Affaire C 43/93

Raymond Vander Elst contre Office des Migrations Internationales (O.M.I.)

Arrêt du 9 août 1994

Libre prestation de services - Ressortissants d'État tiers

Cette affaire opposait Monsieur Vander Elst, exploitant en Belgique une entreprise de démolition spécialisée, à l'Office des Migrations Internationales (O.M.I.)» chargé des opérations de recrutement de main-d'oeuvre étrangère en France.

L'intéressé emploie régulièrement en Belgique, depuis plusieurs années et sans interruption, des ressortissants belges et des ressortissants marocains.

En 1989, l'entreprise Vander Elst a obtenu un marché de travaux de démolition en France, et pour l'exécution de ces travaux, qui ont duré un mois, elle a envoyé sur place 8 salariés, dont 4 belges et 4 marocains. Elle avait obtenu du consulat français en Belgique, pour les quatre travailleurs marocains, un visa de court séjour pour un mois en France.

A l'occasion d'un contrôle de l'inspection du travail, il a été constaté que les travailleurs marocains ne disposaient pas d'une autorisation de travail délivrée par les autorités françaises. Le visa de court séjour ne leur permettant pas d'exercer une activité professionnelle en France.

L'employeur a été condamné par l'inspection du travail à verser une contribution spéciale au motif qu'il avait employé en France des ressortissants d'État tiers, sans en avoir informé l'O.M.I., et sans être titulaire des autorisations de travail correspondantes.

L'employeur a intenté une action contre la décision en faisant valoir sa bonne foi et le fait qu'il avait obtenu à posteriori les autorisations provisoires de travail.

Le Tribunal français a demandé à la Cour de Justice si les articles 59 et 60 du Traité visant la libre prestation de service s'opposent à ce qu'un État membre exige d'un employeur, établi dans un autre État membre, une autorisation de travail et le paiement des frais pour les salariés d'État tiers qu'il emploie régulièrement et qu'il envoie dans cet État membre pour y prester des services.

Les gouvernements qui étaient intervenus dans cette procédure avaient indiqué que ce cas ne pouvait être assimilé à celui examiné par la Cour dans l'arrêt Rusch Portuguesa, dans la mesure où dans cette dernière affaire les travailleurs visés étaient de nationalité portugaise.

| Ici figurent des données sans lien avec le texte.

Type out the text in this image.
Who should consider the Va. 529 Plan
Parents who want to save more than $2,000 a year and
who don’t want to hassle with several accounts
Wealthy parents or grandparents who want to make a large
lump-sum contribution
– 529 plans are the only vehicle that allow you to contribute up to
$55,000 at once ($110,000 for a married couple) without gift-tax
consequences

Certes, à l'époque, ils ne bénéficiaient pas de toutes les prérogatives reconnues aux ressortissants communautaires, du fait des mesures transitoires qui leurs étaient applicables. Toutefois, leur qualité de ressortissant d'un État membre de la Communauté justifiait une protection plus large du droit à la libre prestation pour l'entreprise qui les occupait.

Cette argumentation est écartée par l'avocat général qui observe que tant dans l'affaire Rusch Portuguesa que dans celle d'aujourd'hui, ce ne sont pas les droits propres du travailleur qui sont en cause, mais ceux de l'entreprise dont dépendent les travailleurs.

Comme la Cour l'a déjà indiqué dans l'affaire n° C 76/90, Säger, du 25 juillet 1991, l'article 59 du traité exige l'élimination de toute discrimination à rencontre des prestataires de services établis dans un autre État, mais également la suppression de toute discrimination de nature à prohiber ou à gêner davantage les activités du prestataire établi dans un autre État membre où il fournit des services analogues.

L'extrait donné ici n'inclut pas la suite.